Fact witness Jimmy Bennett, an RT who assisted RT Bueche on the code team that was present upon Jamie's delivery, also testified before the jury. According to Bennett, he was certain that the baby had been properly intubated. Besides the notation in the medical record of harsh bilateral breathing sounds by Jamie, RT Bennett recalled having seen condensation in the tube, which showed that the tube was properly inserted through the trachea. According to RT Bennett, the team was constantly assessing the baby's condition. He explained that, in practice, not every assessment is written into the record; only significant changes are noted. Responding to an inquiry as to why Dr. Spedale found the tube in the esophagus rather than the trachea, RT Bennett explained that it was possible the tube had been moved shortly before Dr. Spedale arrived at the NICU.

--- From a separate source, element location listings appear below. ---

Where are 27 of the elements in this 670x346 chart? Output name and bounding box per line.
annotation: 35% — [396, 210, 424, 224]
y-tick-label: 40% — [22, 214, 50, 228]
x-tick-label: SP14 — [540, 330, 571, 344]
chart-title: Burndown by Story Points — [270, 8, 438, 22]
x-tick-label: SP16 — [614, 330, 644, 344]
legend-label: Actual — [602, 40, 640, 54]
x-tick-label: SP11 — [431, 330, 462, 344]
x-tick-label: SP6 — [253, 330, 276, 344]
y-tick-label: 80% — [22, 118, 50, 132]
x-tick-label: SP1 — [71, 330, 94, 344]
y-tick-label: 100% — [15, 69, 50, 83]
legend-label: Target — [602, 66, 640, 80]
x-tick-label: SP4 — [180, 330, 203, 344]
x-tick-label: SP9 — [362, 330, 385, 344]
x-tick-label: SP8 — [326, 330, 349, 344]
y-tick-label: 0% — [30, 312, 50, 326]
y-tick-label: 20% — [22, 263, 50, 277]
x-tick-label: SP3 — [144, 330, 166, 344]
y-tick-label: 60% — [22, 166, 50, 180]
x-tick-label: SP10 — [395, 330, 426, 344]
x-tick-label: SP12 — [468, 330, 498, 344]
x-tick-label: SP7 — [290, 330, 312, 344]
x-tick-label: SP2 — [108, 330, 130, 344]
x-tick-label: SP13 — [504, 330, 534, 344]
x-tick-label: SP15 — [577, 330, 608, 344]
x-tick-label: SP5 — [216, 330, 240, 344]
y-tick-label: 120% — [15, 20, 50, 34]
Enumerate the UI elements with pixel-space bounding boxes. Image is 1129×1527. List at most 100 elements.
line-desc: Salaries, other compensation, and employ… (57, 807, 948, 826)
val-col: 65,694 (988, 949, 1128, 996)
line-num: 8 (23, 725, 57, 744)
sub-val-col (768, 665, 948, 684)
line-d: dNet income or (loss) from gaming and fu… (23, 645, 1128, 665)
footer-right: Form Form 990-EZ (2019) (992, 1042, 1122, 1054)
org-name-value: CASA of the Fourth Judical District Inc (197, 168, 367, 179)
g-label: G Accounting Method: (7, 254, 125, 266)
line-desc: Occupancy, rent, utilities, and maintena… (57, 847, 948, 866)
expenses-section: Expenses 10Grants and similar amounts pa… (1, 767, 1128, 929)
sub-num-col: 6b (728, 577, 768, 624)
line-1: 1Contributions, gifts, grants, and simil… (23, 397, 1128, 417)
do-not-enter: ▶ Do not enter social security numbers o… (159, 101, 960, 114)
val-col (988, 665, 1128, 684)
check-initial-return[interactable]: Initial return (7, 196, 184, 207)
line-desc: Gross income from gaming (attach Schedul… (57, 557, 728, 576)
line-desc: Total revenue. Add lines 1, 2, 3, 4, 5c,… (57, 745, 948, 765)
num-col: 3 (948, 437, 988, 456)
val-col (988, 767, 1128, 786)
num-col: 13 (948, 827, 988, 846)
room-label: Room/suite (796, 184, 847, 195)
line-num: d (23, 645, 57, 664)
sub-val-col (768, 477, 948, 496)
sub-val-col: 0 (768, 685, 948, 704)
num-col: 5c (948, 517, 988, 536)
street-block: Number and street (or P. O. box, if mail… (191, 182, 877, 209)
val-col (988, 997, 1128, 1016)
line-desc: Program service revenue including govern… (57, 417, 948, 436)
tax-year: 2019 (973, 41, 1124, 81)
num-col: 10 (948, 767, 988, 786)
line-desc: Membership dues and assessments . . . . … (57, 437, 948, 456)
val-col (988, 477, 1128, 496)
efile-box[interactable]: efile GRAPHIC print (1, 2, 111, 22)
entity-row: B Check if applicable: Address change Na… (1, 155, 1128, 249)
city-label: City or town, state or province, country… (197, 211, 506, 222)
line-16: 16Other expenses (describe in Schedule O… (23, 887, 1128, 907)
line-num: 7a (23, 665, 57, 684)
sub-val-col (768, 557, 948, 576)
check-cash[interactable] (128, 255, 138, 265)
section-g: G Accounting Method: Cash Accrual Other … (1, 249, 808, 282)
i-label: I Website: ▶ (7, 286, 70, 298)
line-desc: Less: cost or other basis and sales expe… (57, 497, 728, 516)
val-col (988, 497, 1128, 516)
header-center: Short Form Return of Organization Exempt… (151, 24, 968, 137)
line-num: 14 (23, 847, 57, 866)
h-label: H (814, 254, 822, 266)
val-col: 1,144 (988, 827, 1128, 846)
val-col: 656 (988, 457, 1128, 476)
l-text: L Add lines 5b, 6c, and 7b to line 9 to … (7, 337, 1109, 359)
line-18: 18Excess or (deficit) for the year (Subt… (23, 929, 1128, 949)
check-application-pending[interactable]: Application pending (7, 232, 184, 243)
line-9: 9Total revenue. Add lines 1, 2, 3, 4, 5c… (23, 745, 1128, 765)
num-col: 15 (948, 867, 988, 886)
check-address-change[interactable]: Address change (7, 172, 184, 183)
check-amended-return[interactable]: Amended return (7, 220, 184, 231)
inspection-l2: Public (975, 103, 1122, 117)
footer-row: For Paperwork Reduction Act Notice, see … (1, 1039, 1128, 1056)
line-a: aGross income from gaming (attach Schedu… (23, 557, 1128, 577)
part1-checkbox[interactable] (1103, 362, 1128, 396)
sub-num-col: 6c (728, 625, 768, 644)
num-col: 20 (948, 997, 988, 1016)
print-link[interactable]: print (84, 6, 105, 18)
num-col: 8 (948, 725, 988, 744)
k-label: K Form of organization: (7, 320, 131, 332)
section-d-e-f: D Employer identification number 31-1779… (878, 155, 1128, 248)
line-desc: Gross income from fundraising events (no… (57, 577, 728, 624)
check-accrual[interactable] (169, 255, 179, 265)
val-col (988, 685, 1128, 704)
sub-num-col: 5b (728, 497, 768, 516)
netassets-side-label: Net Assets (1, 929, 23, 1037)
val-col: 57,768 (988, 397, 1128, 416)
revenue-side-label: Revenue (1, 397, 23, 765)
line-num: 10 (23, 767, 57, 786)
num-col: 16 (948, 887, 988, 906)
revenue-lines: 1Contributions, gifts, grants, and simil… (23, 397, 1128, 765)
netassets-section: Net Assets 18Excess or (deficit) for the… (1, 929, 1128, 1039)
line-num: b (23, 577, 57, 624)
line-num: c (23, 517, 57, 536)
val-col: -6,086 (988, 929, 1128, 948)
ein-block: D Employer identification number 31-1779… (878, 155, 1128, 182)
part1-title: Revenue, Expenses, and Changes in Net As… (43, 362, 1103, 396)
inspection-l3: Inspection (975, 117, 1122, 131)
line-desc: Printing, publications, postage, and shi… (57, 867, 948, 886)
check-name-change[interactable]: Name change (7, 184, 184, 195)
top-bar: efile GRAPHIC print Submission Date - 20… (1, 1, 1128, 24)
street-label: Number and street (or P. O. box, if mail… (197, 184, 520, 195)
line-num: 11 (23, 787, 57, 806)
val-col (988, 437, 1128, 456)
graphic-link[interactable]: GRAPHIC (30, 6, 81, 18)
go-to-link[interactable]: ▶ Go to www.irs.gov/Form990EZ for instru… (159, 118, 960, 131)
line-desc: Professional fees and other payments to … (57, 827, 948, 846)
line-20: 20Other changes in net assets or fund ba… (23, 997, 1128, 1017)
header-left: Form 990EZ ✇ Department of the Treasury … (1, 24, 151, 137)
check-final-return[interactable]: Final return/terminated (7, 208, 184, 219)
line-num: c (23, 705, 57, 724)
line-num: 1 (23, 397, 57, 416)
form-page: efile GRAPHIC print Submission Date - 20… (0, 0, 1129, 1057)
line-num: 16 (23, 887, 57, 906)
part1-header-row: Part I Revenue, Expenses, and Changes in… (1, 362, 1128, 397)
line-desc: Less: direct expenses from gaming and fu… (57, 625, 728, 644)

In determining whether to grant the JNOV, the trial court was not permitted to evaluate the credibility of the witnesses, and was required to resolve all reasonable inferences or factual questions in favor of the defendants. In light of the ample evidence opposing the motion which was of such quality and weight that reasonable and fair-minded men in the exercise of impartial judgment might reach different conclusions, this portion of the motion was correctly denied. See Davis v. Wal-Mart Stores, Inc., XXXX-XXXX, p. 4 (La. 11/28/00), 774 So.2d 84, 89.
Turning now to the expert testimony the Grangers presented to support their claim that Dr. Ridenour breached the standard of care, we note Dr. Gonzales testified that hydrops was readily diagnosed with an ultrasound test. He opined that if a proper diagnosis had been made prior to Mrs. Granger's admission to the hospital to deliver her baby, a cesarean section delivery could have been planned with a team of expert neonatologists present to resuscitate the baby immediately. Dr. Gonzales suggested that during her 38th week of pregnancy, Mrs. Granger's weight gain of over forty pounds, her low hematocrit reading (28), and her edema were conditions that should have alerted an OB/GYN of the need to administer an ultrasound. According to Dr. Gonzales, Dr. Ridenour's failure to perform an ultrasound and plan for a cesarean delivery of Jamie were breaches in the standard of care.